Pavimenti e pavimentazioni
La pavimentazione è in cotto, con mattoni rettangolari disposti per file parallele nel presbiterio e nelle rampe di discesa verso il medesimo; nella restante pavimentazione dell’aula i mattoni sono disposti per file concentriche.
Coperture
La copertura dell’aula è piana, la volta del presbiterio è conica. Il manto di copertura è in rame e guaina bituminosa.
Adeguamento liturgico
presbiterio - intervento strutturale (2005)
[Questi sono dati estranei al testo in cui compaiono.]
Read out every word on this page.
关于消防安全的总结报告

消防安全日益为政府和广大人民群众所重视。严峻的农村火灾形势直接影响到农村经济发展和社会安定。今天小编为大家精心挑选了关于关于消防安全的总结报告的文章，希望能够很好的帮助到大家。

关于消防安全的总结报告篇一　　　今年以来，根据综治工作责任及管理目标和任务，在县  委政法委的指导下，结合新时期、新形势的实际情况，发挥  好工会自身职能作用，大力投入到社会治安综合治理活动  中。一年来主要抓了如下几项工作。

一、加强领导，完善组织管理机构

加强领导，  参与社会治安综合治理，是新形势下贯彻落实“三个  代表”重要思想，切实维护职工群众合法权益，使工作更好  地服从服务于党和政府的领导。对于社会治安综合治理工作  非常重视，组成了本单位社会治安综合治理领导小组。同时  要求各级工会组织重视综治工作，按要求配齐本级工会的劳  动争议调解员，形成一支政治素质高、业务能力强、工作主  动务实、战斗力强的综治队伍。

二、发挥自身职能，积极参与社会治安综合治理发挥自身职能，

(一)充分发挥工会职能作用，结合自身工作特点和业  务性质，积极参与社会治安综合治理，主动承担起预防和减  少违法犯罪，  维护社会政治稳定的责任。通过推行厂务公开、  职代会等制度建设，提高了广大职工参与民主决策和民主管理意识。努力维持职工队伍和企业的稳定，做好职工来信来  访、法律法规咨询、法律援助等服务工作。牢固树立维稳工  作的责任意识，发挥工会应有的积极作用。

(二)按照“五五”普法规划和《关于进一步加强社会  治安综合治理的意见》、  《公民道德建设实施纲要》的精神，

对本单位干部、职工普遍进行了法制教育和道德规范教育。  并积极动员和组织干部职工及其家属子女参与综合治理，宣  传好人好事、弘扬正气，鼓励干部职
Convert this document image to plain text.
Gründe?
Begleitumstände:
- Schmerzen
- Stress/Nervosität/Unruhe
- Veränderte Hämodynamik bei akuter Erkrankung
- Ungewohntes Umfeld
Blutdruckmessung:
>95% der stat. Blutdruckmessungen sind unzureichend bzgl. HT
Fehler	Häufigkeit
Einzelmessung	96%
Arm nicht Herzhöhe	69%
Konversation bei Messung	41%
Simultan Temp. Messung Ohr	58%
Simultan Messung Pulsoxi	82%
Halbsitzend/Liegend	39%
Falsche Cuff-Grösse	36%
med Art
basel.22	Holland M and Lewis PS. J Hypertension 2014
Adeguamento alle esigenze liturgiche della riforma conciliare completato nel 2005. La mensa liturgica è posta al centro del presbiterio e consente la celebrazione rivolta verso i fedeli; dimensioni cm 266 x 100 x 95 (h). Altare in arenaria, con la mensa che poggia su basamento la cui fronte fronte reca una croce metallica. Tabernacolo in bronzo posto su basamento marmoreo e mensa in pietra artificiale presso la parete laterale destra. Sede lignea posta al centro del presbiterio, presso la parete absidale. Ambone in arenaria posto nel presbiterio, sul lato sinistro. Leggio in policarbonato posto davanti alla sede. Fonte battesimale in arenaria, con vasca circolare e copertura in rame. Due confessionali lignei sono addossati alle pareti della cappella posta sul lato sinistro del presbiterio.